Exposition des banques

Concernant les banques, cela indique qu’elles ont actuellement une exposition directe beaucoup plus limitée aux crypto-monnaies. Ses activités consistent principalement en des services d’agence. Cependant, il dit qu’il y a une perspective claire que le degré d’interconnexion augmentera dans un proche avenir. «Nous commençons à voir des propositions non seulement pour les services d’agence tels que les plateformes de conservation et de négociation, mais aussi pour l’exposition du bilan. Y compris l’offre de services de courtage.

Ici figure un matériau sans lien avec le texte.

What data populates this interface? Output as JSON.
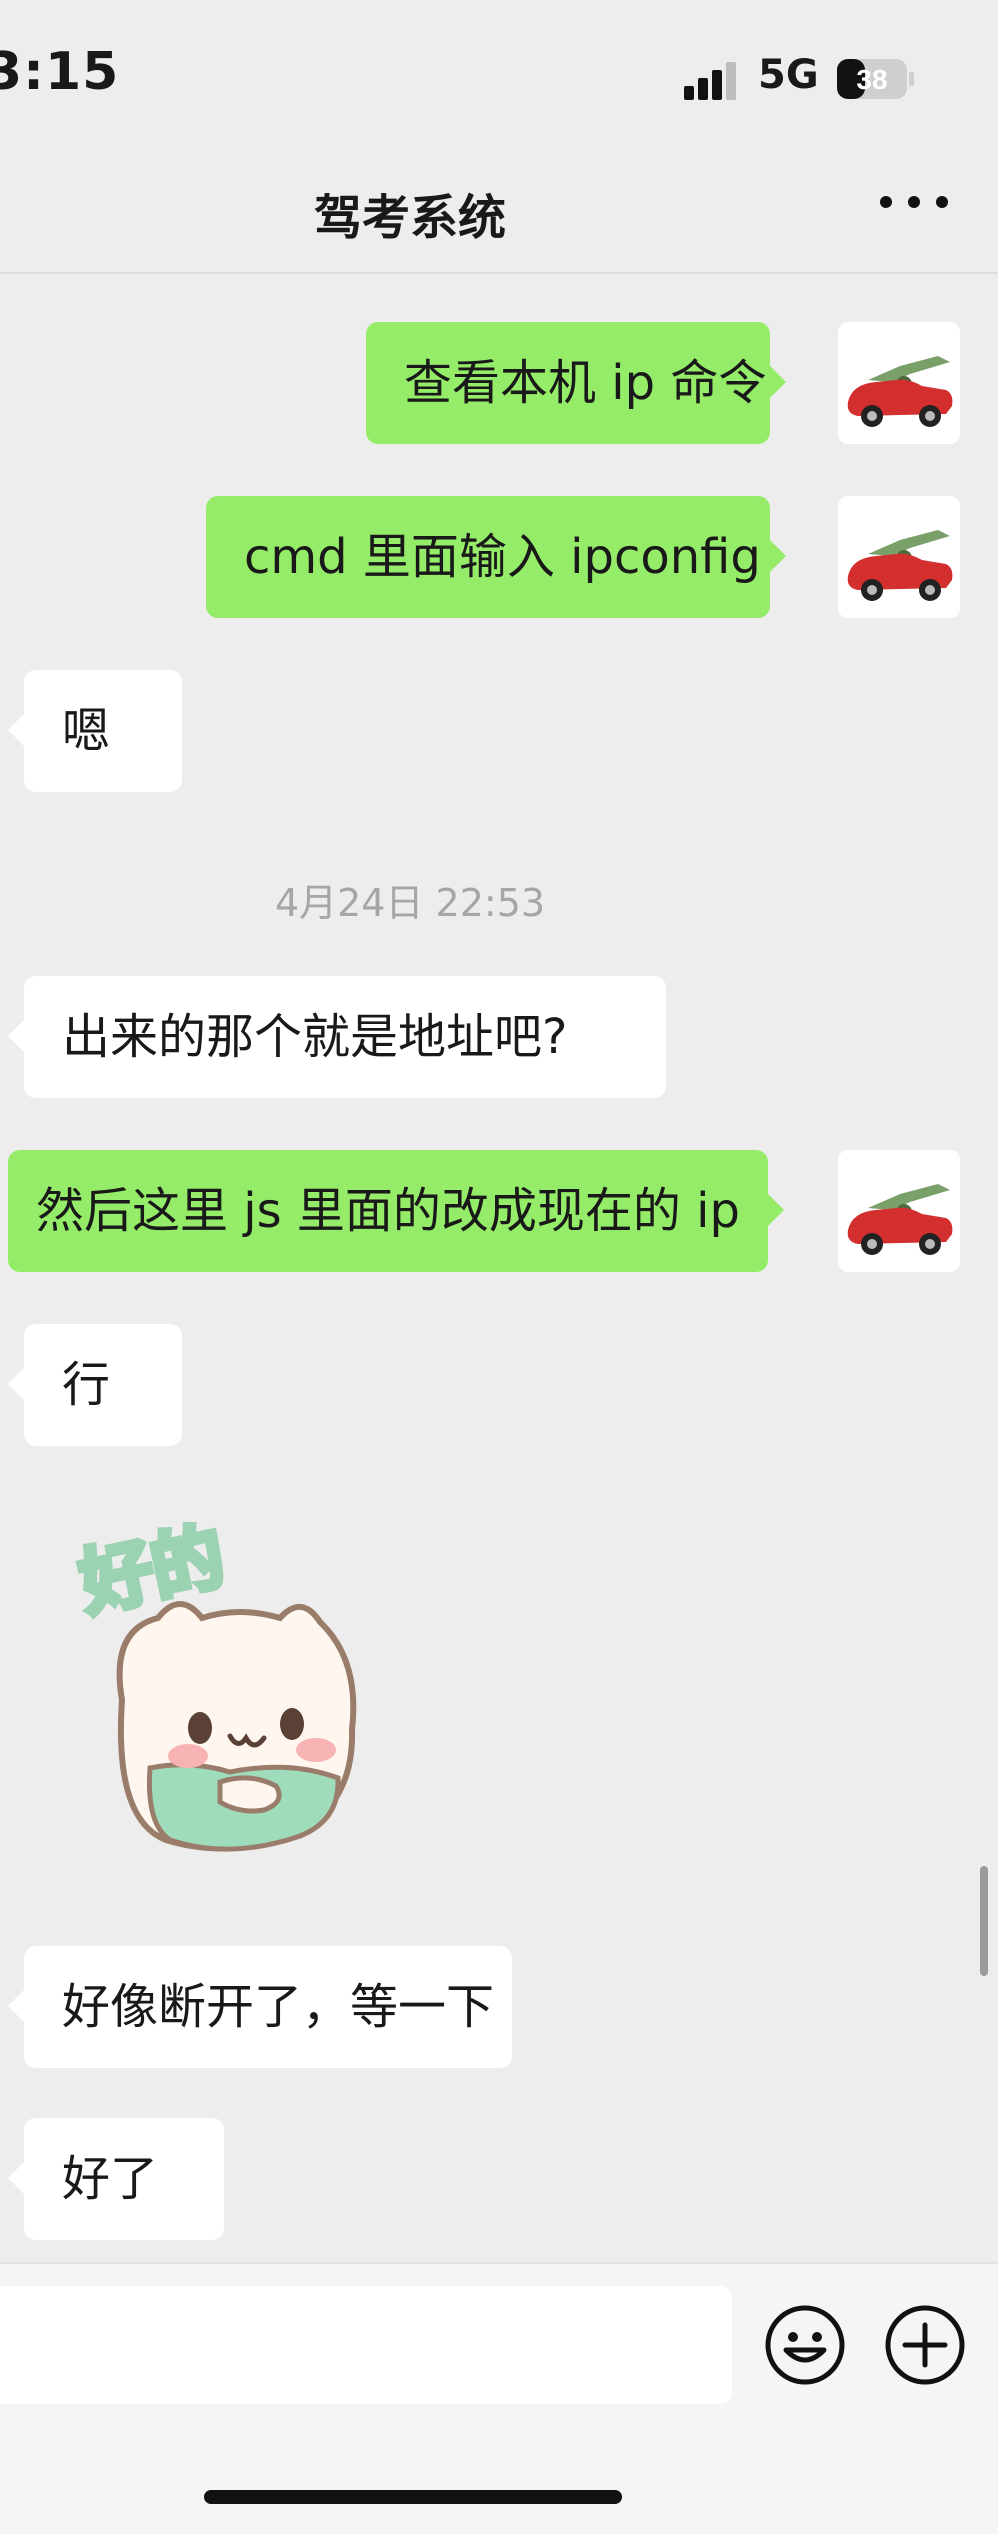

En réponse à ces développements, le Comité de Bâle sur le contrôle bancaire procède à des consultations sur le traitement en capital des actifs cryptographiques dans les bilans bancaires. Les organismes du secteur bancaire considèrent que « l’exposition actuellement imitée des banques aux actifs cryptographiques n’est ni souhaitable ni durable », a-t-il déclaré.

DeFi et la Banque d’Angleterre

«Par exemple, une forte baisse de la valeur des actifs cryptographiques pourrait déclencher des appels de marge sur les positions cryptographiques. Cela obligerait les investisseurs à effet de levier à trouver des liquidités pour les couvrir. Ce qui conduirait à la vente d’autres actifs et générerait des effets indirects sur d’autres marchés », précise-t-il.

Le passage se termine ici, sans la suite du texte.